THE FED’S GAME: CHEATING THE SAVERS © Leo Haviland March 24, 2014

Surely the wonderful Federal Reserve Board should be beloved by all Americans, for it undoubtedly has our economic interests at heart! United States stock marketplace bulls (just look at the S+P 500 at over 1850 now compared with March 2009’s bottom around 667) and corporations adore the Federal Reserve’s long-running easy money game. Debtors generally love the Fed’s policies too. Shouldn’t everyone be enamored of sustained interest rate yield repression joined to an effort to create allegedly sufficient inflation? Why question the Fed’s interpretations of its responsibilities? Why dare quarrel with its actions?

Many debtors like inflation, for it reduces the burden of their outstanding obligations. America is a major debtor nation.

A review of the Federal Reserve’s policies since end 2008 (and arguably those for several months before this) in the context of this massive American debt problem shows that the Fed for quite some time has significantly favored debtors (borrowers) at the expense of creditors (savers).

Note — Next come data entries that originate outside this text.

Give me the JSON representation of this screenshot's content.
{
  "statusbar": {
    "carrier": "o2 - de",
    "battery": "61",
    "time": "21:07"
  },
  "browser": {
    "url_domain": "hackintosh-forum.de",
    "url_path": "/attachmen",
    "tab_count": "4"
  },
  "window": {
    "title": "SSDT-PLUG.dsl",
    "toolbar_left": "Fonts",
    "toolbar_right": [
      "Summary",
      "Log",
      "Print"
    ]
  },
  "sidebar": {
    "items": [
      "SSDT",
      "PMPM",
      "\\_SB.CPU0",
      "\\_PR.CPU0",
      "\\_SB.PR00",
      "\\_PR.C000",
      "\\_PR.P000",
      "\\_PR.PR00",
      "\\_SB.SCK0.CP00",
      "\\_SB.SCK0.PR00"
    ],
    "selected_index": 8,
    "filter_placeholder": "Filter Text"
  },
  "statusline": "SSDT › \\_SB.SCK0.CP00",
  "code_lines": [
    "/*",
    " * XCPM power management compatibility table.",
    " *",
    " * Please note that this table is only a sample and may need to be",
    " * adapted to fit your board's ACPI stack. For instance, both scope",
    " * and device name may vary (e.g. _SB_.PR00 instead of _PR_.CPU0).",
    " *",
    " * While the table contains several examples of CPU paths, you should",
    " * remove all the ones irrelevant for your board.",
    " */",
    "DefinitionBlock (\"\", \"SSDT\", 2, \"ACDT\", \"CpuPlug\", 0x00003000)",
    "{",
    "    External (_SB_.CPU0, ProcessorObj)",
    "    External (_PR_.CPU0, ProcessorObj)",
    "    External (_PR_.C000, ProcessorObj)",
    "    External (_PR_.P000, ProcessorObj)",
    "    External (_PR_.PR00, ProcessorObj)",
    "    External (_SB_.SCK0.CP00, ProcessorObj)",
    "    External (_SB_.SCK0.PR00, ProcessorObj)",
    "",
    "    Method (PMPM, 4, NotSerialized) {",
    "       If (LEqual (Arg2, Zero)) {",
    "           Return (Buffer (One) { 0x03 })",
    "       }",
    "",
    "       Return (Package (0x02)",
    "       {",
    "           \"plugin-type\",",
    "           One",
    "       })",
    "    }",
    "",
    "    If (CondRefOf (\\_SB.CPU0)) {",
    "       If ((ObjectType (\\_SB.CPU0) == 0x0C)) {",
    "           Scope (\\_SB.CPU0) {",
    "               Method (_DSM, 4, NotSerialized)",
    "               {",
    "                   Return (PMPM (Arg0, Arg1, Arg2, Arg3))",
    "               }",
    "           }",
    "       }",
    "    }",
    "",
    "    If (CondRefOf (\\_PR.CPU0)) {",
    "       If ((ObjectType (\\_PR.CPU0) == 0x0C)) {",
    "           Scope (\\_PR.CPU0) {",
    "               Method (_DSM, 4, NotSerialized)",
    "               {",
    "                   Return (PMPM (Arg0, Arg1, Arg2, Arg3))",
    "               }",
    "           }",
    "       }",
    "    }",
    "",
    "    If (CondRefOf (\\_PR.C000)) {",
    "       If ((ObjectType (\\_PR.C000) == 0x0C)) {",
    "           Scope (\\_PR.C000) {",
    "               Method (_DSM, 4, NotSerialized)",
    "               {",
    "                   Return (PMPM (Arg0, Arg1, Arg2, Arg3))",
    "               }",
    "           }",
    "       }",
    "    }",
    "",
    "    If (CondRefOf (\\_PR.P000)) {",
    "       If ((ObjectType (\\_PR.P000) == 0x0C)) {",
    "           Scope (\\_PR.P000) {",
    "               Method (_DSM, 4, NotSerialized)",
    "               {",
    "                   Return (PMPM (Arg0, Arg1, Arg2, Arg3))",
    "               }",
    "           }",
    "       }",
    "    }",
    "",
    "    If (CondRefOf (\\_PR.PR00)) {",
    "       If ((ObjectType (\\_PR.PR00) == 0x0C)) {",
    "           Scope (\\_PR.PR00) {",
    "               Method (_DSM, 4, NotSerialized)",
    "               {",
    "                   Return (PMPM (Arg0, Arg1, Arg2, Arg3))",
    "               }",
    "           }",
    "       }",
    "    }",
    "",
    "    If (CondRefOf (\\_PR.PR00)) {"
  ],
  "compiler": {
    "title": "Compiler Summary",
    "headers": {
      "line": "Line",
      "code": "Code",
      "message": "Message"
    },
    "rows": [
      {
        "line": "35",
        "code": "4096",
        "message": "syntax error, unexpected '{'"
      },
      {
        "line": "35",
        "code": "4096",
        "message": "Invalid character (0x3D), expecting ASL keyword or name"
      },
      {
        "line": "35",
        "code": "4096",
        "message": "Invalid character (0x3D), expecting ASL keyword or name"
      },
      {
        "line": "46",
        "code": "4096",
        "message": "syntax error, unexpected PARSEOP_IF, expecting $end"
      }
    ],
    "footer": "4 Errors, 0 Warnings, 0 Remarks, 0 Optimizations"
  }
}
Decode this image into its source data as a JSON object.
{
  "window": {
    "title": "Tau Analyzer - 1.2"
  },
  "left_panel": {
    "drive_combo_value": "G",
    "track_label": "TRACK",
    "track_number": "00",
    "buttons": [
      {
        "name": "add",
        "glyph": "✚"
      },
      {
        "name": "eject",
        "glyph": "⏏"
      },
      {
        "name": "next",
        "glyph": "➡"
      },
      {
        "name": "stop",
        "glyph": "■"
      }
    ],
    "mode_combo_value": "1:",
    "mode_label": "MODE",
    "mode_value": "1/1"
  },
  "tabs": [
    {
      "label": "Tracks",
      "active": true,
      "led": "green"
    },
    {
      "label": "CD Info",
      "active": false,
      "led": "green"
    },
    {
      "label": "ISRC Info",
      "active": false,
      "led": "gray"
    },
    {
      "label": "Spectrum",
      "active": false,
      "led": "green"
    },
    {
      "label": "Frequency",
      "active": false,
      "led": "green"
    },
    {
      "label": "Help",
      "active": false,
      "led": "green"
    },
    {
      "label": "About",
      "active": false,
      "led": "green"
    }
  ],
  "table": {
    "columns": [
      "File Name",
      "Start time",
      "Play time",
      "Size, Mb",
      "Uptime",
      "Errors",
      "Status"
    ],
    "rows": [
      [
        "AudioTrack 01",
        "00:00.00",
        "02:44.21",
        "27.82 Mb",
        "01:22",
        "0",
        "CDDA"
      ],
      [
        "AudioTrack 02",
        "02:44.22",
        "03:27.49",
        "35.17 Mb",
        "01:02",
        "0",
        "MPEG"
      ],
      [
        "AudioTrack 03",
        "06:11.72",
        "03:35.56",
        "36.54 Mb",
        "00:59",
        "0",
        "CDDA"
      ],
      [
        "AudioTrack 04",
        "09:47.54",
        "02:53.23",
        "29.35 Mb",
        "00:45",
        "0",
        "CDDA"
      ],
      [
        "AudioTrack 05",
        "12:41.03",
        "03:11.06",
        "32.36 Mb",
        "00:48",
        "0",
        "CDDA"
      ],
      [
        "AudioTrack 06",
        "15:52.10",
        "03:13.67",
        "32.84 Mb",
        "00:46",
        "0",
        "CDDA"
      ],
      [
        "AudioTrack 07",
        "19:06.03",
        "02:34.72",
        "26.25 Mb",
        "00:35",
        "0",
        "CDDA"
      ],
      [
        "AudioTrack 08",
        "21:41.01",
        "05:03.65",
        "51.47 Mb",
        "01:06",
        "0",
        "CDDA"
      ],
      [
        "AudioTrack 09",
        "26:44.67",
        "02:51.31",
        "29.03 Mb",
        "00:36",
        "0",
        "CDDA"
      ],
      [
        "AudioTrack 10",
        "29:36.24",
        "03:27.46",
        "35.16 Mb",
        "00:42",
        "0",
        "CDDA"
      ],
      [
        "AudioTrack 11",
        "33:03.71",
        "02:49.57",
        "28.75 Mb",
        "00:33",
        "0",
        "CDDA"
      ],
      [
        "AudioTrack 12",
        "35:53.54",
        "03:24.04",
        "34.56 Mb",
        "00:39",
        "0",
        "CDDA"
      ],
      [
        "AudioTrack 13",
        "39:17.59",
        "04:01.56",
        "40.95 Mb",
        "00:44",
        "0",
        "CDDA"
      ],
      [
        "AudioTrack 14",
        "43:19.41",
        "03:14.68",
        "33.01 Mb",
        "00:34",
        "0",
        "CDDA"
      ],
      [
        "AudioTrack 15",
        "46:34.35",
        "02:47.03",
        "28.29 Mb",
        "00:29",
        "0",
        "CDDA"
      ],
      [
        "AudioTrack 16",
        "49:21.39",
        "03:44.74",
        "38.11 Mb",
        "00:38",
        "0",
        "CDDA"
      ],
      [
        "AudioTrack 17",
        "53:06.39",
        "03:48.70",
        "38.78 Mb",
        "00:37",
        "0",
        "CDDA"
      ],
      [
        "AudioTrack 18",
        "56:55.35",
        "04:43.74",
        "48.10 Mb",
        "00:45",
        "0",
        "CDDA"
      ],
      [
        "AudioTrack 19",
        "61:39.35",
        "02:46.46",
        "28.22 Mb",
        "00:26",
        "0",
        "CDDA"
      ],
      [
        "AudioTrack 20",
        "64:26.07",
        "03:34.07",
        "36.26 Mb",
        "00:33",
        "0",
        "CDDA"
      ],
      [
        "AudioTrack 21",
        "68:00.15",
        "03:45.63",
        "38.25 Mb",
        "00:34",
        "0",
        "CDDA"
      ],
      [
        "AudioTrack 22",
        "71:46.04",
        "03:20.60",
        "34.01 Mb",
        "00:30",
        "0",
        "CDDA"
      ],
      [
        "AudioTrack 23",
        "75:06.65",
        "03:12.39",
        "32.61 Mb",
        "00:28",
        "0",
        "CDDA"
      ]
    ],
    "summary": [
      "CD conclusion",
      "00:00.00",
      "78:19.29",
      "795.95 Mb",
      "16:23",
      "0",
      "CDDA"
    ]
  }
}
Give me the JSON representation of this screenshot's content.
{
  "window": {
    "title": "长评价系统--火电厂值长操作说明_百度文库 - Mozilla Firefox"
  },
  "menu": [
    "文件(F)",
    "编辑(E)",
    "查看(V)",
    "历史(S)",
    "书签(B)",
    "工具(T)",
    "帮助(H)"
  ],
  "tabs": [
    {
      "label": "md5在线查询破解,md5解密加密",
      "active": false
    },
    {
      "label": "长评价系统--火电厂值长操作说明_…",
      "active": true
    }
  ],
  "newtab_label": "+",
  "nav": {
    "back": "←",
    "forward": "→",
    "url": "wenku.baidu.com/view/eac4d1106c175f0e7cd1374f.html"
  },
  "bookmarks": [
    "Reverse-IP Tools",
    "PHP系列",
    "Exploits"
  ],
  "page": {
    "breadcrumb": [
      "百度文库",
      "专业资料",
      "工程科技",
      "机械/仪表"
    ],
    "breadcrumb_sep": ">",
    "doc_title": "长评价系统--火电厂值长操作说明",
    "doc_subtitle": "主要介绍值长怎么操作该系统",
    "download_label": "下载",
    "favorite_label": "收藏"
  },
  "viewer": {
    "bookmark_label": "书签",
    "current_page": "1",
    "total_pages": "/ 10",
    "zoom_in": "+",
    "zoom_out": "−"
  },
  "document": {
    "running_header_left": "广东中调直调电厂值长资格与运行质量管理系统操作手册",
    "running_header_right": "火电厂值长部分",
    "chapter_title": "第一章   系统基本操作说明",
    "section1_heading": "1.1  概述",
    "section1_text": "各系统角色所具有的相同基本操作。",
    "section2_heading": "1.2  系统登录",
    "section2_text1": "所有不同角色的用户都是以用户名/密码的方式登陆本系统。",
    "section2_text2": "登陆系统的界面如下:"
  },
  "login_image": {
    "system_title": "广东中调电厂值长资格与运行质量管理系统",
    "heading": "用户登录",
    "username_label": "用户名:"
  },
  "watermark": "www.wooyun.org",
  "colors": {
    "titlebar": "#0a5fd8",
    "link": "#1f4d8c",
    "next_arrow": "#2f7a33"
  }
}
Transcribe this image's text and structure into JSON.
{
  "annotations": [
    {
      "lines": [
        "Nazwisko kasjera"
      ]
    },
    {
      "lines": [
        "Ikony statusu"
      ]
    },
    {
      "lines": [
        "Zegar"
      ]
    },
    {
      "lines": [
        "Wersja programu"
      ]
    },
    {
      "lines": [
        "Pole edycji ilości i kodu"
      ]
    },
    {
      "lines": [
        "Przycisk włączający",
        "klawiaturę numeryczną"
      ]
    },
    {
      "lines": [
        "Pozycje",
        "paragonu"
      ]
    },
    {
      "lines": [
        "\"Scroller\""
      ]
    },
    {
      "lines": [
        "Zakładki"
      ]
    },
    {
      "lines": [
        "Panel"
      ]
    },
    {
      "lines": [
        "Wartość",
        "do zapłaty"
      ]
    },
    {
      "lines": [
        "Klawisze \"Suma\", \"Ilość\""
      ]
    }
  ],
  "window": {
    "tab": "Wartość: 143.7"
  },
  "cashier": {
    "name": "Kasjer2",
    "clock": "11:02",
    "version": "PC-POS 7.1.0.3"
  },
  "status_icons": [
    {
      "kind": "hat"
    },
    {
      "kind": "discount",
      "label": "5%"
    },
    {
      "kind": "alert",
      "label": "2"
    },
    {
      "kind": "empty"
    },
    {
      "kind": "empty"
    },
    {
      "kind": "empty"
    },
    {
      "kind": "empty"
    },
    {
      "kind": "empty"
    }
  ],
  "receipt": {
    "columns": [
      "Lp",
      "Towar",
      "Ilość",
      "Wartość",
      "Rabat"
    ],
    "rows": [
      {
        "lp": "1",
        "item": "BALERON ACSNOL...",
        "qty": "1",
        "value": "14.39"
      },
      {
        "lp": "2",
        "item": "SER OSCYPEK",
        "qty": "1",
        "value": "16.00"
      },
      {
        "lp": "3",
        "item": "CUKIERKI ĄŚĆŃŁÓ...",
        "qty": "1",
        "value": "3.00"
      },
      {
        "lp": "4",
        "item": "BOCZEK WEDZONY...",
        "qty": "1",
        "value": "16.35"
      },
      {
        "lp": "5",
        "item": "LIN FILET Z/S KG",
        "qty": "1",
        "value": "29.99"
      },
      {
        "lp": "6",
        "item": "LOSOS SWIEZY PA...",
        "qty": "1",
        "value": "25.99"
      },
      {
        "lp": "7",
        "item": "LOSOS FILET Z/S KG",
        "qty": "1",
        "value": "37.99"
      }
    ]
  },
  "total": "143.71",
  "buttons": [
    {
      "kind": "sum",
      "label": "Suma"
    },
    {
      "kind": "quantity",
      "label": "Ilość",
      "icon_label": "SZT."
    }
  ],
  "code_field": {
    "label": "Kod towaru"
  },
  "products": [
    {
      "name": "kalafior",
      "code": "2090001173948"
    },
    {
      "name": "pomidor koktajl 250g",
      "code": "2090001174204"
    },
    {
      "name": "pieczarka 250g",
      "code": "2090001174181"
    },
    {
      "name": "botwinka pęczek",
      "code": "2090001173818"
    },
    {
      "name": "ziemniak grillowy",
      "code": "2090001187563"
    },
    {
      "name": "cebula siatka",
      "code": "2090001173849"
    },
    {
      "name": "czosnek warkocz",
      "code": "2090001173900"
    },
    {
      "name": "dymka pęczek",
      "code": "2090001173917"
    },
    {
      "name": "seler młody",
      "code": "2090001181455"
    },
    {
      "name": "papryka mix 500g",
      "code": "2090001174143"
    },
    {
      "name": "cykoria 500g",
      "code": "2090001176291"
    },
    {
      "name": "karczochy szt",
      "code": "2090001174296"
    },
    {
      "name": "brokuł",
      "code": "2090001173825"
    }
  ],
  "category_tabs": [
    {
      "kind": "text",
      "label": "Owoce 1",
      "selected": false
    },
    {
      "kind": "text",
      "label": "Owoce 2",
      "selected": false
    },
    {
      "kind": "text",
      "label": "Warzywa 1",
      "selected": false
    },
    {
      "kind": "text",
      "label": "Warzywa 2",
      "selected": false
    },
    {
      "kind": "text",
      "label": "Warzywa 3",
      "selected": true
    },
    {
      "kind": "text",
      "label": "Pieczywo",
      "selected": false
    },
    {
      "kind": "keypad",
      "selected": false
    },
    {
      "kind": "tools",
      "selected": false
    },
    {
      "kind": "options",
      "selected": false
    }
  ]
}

The Fed team endlessly has proclaimed its unstinting devotion to what it calls its “dual mandate” of maximum employment and stable prices. Yet Federal Reserve Act Section 2A, buried in the Fed’s website, says the Fed should promote effectively three goals, not just maximum employment and stable prices, but also “moderate long-term interest rates”. There really is a triple mandate. On the rate topic, what defines moderate and long term is unclear. Are the debt instruments involved only US Treasuries, or also corporate and municipal securities and mortgage lending rates?

Anyway, the Fed for several years has seldom bothered to focus on the language and substance of this moderate long term rate mandate requirement. Why not? Probably because the Fed seeks to avoid close scrutiny of the cheat the saver (help the debtor and borrower) strategy it married itself to during the worldwide economic crisis.